By other words, page.url and document.url may point to different locations if History API is used on your page.

LET page = DOCUMENT("https://soundcloud.com", { driver: "cdp"}) LET doc = page.mainFrame WAIT_ELEMENT(doc, ".trendingTracks") SCROLL_ELEMENT(doc, ".trendingTracks") WAIT_ELEMENT(doc, ".trendingTracks .badgeList__item") LET song = ELEMENT(doc, ".trendingTracks .badgeList__item") CLICK(song) WAIT_ELEMENT(doc, ".l-listen-hero") RETURN { page: page.url, doc: doc.url }

Support of custom HTTP transport in the HTTP driver

Now it’s possible to provide your custom HTTP transport to the underlying HTTP client (pester) in HTTP driver:

import ( h "net/http" "github.com/MontFerret/ferret/pkg/drivers/http" ) func main() { httpDriver := http.NewDriver( http.WithCustomTransport(&h.Transport{}), ) }

Added LIKE operator

It’s been a part of ArrangoDB Query Language since the beginning, but was not ported to FQL in its early times. And now, LIKE operator has finally landed!

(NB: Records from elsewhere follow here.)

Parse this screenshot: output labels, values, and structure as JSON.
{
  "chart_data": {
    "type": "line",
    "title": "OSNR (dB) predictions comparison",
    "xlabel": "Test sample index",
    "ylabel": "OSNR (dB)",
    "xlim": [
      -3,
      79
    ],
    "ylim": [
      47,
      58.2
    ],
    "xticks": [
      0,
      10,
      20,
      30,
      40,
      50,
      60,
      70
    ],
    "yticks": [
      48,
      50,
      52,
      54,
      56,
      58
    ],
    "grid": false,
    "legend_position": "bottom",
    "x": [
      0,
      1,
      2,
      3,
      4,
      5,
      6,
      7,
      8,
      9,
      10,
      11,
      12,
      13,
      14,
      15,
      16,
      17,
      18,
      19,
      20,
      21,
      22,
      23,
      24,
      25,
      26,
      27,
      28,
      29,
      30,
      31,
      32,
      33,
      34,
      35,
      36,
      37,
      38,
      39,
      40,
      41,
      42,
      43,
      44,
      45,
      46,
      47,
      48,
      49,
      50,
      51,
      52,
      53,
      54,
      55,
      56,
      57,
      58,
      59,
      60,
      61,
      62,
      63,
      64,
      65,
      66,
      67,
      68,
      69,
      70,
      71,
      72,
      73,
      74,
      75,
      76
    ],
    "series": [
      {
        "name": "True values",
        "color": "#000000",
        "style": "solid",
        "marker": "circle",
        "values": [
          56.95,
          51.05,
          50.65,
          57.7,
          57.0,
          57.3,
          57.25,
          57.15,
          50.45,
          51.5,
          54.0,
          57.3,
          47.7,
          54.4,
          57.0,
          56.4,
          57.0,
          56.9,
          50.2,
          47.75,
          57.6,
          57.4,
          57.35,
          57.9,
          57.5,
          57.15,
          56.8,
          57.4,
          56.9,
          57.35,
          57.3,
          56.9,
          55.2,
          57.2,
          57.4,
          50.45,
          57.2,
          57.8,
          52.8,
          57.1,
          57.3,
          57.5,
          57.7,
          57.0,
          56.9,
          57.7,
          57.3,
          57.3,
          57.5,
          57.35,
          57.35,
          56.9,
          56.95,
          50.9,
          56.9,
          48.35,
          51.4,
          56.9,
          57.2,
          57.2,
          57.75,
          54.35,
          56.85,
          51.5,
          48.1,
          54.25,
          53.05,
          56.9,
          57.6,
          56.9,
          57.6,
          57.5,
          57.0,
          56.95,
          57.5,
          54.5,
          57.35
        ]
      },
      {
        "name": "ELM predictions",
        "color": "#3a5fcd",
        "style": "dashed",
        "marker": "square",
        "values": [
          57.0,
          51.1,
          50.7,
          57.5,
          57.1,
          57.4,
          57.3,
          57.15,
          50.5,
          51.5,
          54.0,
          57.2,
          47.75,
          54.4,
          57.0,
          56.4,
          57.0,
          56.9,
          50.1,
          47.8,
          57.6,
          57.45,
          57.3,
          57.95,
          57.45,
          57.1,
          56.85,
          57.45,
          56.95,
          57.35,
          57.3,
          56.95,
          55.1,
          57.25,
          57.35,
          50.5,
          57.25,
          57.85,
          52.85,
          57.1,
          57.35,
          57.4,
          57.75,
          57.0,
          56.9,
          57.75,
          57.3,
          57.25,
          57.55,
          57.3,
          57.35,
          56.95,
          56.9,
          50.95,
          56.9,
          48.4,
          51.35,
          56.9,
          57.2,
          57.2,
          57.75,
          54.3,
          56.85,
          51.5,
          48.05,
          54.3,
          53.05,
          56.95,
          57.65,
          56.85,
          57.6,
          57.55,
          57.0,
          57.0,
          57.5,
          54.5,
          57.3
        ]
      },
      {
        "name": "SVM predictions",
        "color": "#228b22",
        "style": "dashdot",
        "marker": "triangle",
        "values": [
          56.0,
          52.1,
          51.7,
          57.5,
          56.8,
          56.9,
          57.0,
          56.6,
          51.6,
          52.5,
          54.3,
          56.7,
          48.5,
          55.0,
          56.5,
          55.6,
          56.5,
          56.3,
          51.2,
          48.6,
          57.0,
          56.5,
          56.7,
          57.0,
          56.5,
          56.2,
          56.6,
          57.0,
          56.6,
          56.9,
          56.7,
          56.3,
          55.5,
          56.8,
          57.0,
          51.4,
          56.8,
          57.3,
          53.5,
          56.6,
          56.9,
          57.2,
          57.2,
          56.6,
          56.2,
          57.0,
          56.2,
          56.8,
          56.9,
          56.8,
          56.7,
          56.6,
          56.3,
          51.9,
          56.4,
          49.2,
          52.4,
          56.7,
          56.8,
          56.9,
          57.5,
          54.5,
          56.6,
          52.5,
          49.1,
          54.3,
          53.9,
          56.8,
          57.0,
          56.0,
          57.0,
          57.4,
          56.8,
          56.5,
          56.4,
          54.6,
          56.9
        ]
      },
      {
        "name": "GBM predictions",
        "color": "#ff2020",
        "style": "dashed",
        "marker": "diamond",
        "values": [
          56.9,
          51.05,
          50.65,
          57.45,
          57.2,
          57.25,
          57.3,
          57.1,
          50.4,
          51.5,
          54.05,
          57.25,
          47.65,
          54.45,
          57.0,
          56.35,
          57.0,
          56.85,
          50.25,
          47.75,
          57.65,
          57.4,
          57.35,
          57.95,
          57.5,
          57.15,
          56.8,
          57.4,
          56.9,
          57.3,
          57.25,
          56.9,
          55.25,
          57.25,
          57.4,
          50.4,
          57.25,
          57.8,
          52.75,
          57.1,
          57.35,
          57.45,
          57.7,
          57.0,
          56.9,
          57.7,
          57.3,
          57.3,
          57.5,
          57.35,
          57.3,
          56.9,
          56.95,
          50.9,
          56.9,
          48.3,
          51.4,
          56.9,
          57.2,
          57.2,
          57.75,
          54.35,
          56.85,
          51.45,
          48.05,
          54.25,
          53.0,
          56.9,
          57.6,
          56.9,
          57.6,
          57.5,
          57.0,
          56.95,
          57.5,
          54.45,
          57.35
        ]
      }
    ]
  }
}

LET values = ( FOR str IN ["foo", "bar", "qaz"] FILTER str LIKE "*a*" RETURN str ) RETURN FIRST(values) NOT LIKE "b**" ? 'failure' : 'success'

As you might noticed, FQL’s implementation has some deviations from its ArrangoDB counterpart: syntax of pattern matching. Ferret is using stadard Unix wildcards.

Support of ignoring page resources

Now you can ignore all the “noise” loaded with your web pages and speed up your scraping by disabling particular files from loading:

LET p = DOCUMENT("https://www.gettyimages.com/", { driver: "cdp", ignore: { resources: [ { url: "*", type: "image" } ] } }) RETURN NONE

You can either use just a type of the resource (stylesheet, script, image, font and etc) or add an url pattern to do it more selectevley.

Support of handling non-200 HTTP status codes in the HTTP driver

This possibility added to the HTTP driver that allows you to handle situation when a target website responds with HTTP code other than 200 but still has content.

LET p = DOCUMENT("https://www.gettyimages.com/", { ignore: { statusCodes: [ { url: "*", code: 418 } ] } }) RETURN NONE

As with ignoring resources, you can either use just a code or add an url pattern to do it more selectevley.

DOCUMENT_EXISTS function

Now you can check if a webpage exists before navigating to it.

RETURN DOCUMENT_EXISTS("www.asdadasda.sds")

What’s fixed

Ok, now, let’s take a look what bugs have been fixed!

  • RAND(0,100) always same result
  • Element.children always returns empty array
  • Passing parameters with a nested nil structure leads to panic

Summary

Thanks everyone who contributed to the project by either providing new feature or fixing bugs or just asking questions!